SA Forum is an invited essay from experts on topical issues in science and technology.

Science has two important yields: increased understanding of the world within and around us (“knowledge for knowledge’s sake”) and solutions to specific problems. But even the most profound scientific knowledge won’t solve world problems such as hunger, poverty and environmental damage if we fail to respect, understand and engage cultural differences.

The resistance to vaccine use is a prime example. The supposed link between autism and common childhood vaccines was based on fraudulent research published in the British journal The Lancet in 1998. After the fraud was uncovered the lead author was stripped of his medical license and the article was retracted. Subsequent investigations by the Department of Health in the U.K. and the Institute of Medicine of the National Academies in the U.S. as well as a definitive study published in the August 2013 issue of The Journal of Pediatrics have all debunked the vaccine–autism link. Yet the percentage of parents who delay or forgo immunization of their children has increased alarmingly in recent years and, partly as a result, measles, mumps and whooping cough are making a comeback.

Similarly, genetically modified organisms, global climate change and other scientific, medical and public health developments sometimes fail to gain public acceptance for reasons that lie far outside the realm of science. And that is not the fault of the public—that is our fault as scientists. We have not been effective in explaining to the public the scientific method, the peer review system or the self-correcting nature of scientific research.

When we can’t make headway against misinformation campaigns based on bogus science or political agendas, clearly something more than the robustness of our data is at play.

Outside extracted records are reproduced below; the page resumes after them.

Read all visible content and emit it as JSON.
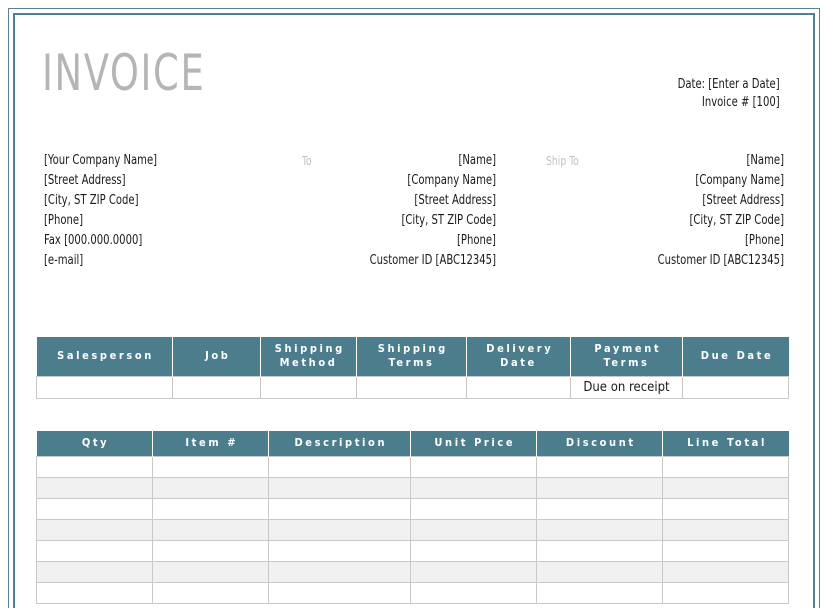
{
  "document": {
    "title": "INVOICE",
    "accent_color": "#4B7D8D",
    "frame_color": "#53808F",
    "title_color": "#B5B5B5",
    "label_color": "#C2C2C2",
    "stripe_color": "#F0F0F0"
  },
  "meta": {
    "date_line": "Date: [Enter a Date]",
    "invoice_number_line": "Invoice # [100]"
  },
  "from": {
    "lines": [
      "[Your Company Name]",
      "[Street Address]",
      "[City, ST  ZIP Code]",
      "[Phone]",
      "Fax [000.000.0000]",
      "[e-mail]"
    ]
  },
  "bill_to": {
    "label": "To",
    "lines": [
      "[Name]",
      "[Company Name]",
      "[Street Address]",
      "[City, ST  ZIP Code]",
      "[Phone]"
    ],
    "customer_id": "Customer ID [ABC12345]"
  },
  "ship_to": {
    "label": "Ship To",
    "lines": [
      "[Name]",
      "[Company Name]",
      "[Street Address]",
      "[City, ST  ZIP Code]",
      "[Phone]"
    ],
    "customer_id": "Customer ID [ABC12345]"
  },
  "terms_table": {
    "headers": [
      "Salesperson",
      "Job",
      "Shipping Method",
      "Shipping Terms",
      "Delivery Date",
      "Payment Terms",
      "Due Date"
    ],
    "rows": [
      [
        "",
        "",
        "",
        "",
        "",
        "Due on receipt",
        ""
      ]
    ]
  },
  "items_table": {
    "headers": [
      "Qty",
      "Item #",
      "Description",
      "Unit Price",
      "Discount",
      "Line Total"
    ],
    "rows": [
      [
        "",
        "",
        "",
        "",
        "",
        ""
      ],
      [
        "",
        "",
        "",
        "",
        "",
        ""
      ],
      [
        "",
        "",
        "",
        "",
        "",
        ""
      ],
      [
        "",
        "",
        "",
        "",
        "",
        ""
      ],
      [
        "",
        "",
        "",
        "",
        "",
        ""
      ],
      [
        "",
        "",
        "",
        "",
        "",
        ""
      ],
      [
        "",
        "",
        "",
        "",
        "",
        ""
      ]
    ]
  }
}
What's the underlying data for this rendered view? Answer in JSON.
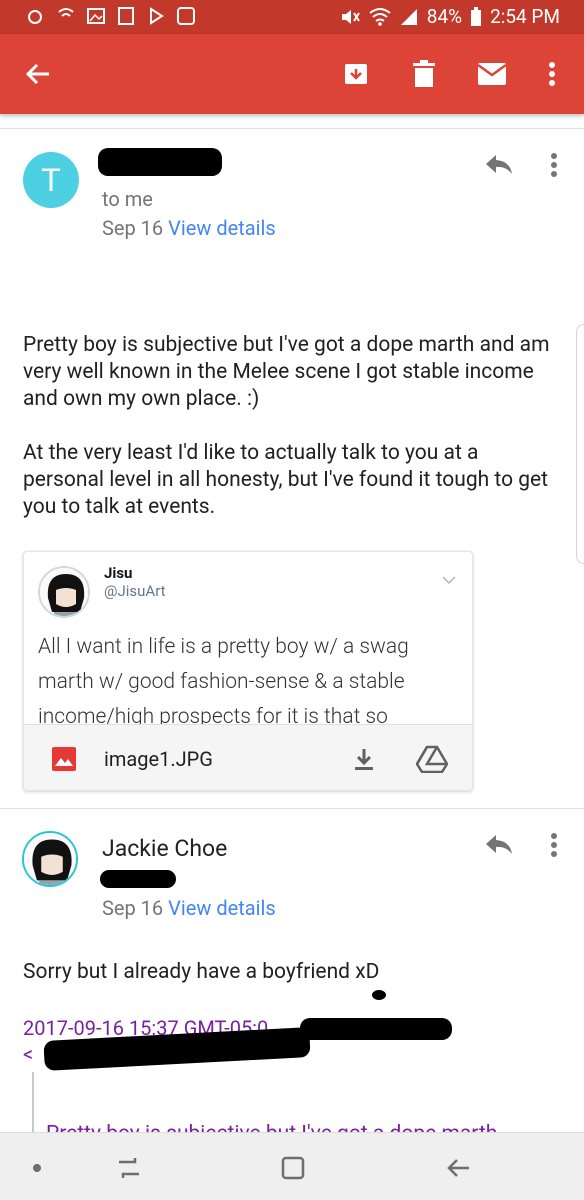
{
  "status": {
    "battery": "84%",
    "time": "2:54 PM"
  },
  "appbar": {
    "back": "back-arrow-icon",
    "actions": [
      "archive-icon",
      "delete-icon",
      "mark-unread-icon",
      "overflow-menu-icon"
    ]
  },
  "message1": {
    "avatar_letter": "T",
    "to": "to me",
    "date": "Sep 16",
    "details_link": "View details",
    "paragraph1": "Pretty boy is subjective but I've got a dope marth and am very well known in the Melee scene I got stable income and own my own place.  :)",
    "paragraph2": "At the very least I'd like to actually talk to you at a personal level in all honesty, but I've found it tough to get you to talk at events.",
    "tweet": {
      "name": "Jisu",
      "handle": "@JisuArt",
      "text": "All I want in life is a pretty boy w/ a swag marth w/ good fashion-sense & a stable income/high prospects for it is that so"
    },
    "attachment": {
      "filename": "image1.JPG"
    }
  },
  "message2": {
    "sender": "Jackie Choe",
    "date": "Sep 16",
    "details_link": "View details",
    "body": "Sorry but I already have a boyfriend xD",
    "quote_header": "2017-09-16 15:37 GMT-05:0",
    "quote_header2": "<",
    "quoted_preview": "Pretty boy is subjective but I've got a dope marth"
  },
  "colors": {
    "accent_red": "#db4437",
    "status_red": "#c2382b",
    "link_blue": "#4285f4",
    "avatar_cyan": "#4dd0e1",
    "quote_purple": "#7b1fa2"
  }
}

To use that classic line from the Paul Newman movie Cool Hand Luke, “What we’ve got here is failure to communicate.”Scientists need not only to explain much more clearly and compellingly what we are doing but also to establish on social, cultural and emotional levels why our work is important. We need to respect cultural differences that lead to misunderstanding and even fear of science.

Too often we also fail to respect opinions that differ from our own. Science is a process of iteration—of back-and-forth—and yet sometimes we scientists are guilty of promulgating our own biases. Our subsequent disagreements—some based on differing data but many based on differing opinions—make it that much more difficult for the public to know whom or what to believe.

The public’s lack of scientific understanding limits the effectiveness of our work as well as our ability to garner the financial and political support we need to carry it out. As a result, our ability to generate knowledge and solve problems is suffering.

Unfortunately, scientists are not always rewarded for effective public communication. In fact, engaging the public can carry a stigma, a signal that one is not a “serious” scientist. And so many of us prefer to follow a surer, safer path by only publishing our research in professional journals, only speaking at meetings of specialists like ourselves. Moreover, many of us never received the education in the humanities or social sciences that would allow us to explain to nonscientists what we do and why it is important.

One example of the kind of approach that can help comes from Alan Alda, star of the long-running television show M*A*S*H* who also hosted PBS’s Scientific American Frontiers series for a dozen years. Through the Alan Alda Center for Communicating Science at the Stony Brook University, S.U.N.Y., School of Journalism, Alda and his colleagues are helping graduate students, scientists and health care professionals communicate more effectively with those outside their fields. Their message to scientists: skip the jargon and tell your stories in language that the public can understand.

But to be truly effective, we must start much earlier. What we really need is a much broader humanistic education for scientists (and nonscientists), beginning in K–12 education and continuing through the undergraduate/graduate and professional years. It is through the study of art, music, literature, history and other humanities and social sciences that we gain a greater understanding of the human condition than biological or physical science alone can provide.

We also need to teach people who will never be scientists basic numeracy. We need to give them an understanding of the scientific method and the ability to analyze, synthesize and critically assess what “the experts” tell them. With this wider understanding we can better explain our research in terms that the public can understand, appreciate and act on.